Effects of Integrated Pharmaceutical Care for Palliative Care Patients at Home and Hospital, Bamnet Narong Hospital, Chaiyaphum Province
Keywords:
pharmaceutical care, palliative care, drug-related problems, medication errors, home visitAbstract
This study aimed to evaluate the effects of integrated pharmaceutical care on drug-related problems (DRPs), medication errors, pain levels, and satisfaction among palliative care patients, caregivers, and multidisciplinary team members at Bamnet Narong Hospital, Chaiyaphum Province. A quasi-experimental one-group pretest-posttest design was employed. The sample comprised 32 palliative care patients, 32 primary caregivers, and 10 multidisciplinary team members, with data collected from February to July 2025. The intervention consisted of three components: hospital-based pharmaceutical services, home visits, and telephone follow-ups. Outcome variables were assessed using the PCNE DRP Classification V9.1 for drug-related problems, the NCC MERP criteria for medication errors, the Numeric Rating Scale for pain intensity, and a five-point Likert scale questionnaire for satisfaction.
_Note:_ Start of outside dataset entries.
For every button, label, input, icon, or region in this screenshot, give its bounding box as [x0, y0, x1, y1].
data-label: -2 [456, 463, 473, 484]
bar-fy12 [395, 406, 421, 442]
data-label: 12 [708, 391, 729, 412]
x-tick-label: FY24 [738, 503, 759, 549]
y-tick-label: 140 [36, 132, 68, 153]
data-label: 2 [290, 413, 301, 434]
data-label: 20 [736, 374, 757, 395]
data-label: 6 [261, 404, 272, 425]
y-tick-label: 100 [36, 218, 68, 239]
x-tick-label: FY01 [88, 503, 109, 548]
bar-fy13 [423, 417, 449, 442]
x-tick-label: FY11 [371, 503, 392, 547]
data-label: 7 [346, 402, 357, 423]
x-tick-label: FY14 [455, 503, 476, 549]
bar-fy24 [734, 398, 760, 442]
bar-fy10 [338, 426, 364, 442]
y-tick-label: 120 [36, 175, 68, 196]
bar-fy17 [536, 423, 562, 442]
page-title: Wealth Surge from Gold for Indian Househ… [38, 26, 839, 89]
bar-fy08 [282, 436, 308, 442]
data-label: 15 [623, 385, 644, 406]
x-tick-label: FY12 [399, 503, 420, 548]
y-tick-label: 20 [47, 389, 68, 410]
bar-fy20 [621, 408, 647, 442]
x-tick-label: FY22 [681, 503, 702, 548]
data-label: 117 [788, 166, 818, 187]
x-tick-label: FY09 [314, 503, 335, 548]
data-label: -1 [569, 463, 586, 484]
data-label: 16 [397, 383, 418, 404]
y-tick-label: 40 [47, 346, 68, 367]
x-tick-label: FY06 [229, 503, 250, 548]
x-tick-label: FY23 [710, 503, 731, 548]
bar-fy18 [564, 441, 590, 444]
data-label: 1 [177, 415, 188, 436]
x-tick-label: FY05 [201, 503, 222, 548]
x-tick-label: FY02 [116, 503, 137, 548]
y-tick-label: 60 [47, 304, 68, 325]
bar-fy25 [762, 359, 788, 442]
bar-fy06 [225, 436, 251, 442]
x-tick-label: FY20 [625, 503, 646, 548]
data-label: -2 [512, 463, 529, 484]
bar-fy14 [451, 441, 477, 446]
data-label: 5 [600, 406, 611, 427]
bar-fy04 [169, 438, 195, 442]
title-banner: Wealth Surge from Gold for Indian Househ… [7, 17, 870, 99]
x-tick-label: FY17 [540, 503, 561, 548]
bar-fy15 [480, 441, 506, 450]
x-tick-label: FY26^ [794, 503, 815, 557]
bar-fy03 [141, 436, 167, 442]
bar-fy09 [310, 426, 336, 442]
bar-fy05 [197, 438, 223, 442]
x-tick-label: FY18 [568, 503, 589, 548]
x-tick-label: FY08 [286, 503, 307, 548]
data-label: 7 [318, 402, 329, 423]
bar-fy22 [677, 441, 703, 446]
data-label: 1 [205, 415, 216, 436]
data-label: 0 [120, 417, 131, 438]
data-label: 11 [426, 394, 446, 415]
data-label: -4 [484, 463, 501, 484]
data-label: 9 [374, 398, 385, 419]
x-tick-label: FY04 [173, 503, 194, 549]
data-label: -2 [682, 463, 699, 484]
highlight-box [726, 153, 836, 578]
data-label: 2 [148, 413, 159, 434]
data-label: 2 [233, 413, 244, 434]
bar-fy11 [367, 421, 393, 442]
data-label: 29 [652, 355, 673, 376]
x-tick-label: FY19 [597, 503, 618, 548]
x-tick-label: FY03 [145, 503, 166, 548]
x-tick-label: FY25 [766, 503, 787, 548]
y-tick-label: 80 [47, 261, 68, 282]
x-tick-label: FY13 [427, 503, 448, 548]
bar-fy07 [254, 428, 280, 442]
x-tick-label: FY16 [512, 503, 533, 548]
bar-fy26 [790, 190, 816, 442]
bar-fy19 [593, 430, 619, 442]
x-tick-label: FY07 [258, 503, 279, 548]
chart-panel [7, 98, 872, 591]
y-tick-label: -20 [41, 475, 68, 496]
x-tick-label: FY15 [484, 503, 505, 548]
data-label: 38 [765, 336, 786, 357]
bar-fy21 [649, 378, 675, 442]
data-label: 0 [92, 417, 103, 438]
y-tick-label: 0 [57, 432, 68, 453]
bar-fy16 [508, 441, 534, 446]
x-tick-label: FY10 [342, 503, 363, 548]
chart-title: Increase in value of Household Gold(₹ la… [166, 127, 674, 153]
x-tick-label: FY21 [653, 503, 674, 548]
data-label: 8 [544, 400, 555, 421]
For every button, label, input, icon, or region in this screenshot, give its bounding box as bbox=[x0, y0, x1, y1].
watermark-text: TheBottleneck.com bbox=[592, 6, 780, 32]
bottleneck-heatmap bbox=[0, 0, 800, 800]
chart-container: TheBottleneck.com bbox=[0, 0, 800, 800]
Data were analyzed using descriptive statistics and paired t-tests, with the level of statistical significance set at 0.05.
Following the intervention, DRPs decreased from 66 to 34 cases, a 48.5% reduction, with the mean DRPs per patient declining from 2.06 ± 1.21 to 1.06 ± 0.84 (p < .001). The medication error rate declined from 6.25 to 2.08 per 1,000 patient-days, a 66.7% reduction. Pain scores among 22 patients with complete data decreased from 5.68 ± 2.14 to 2.27 ± 1.88 (p < .001). Satisfaction was rated at the highest level across all groups: patients (4.62 ± 0.40), caregivers (4.66 ± 0.39), and multidisciplinary teams (4.76 ± 0.35).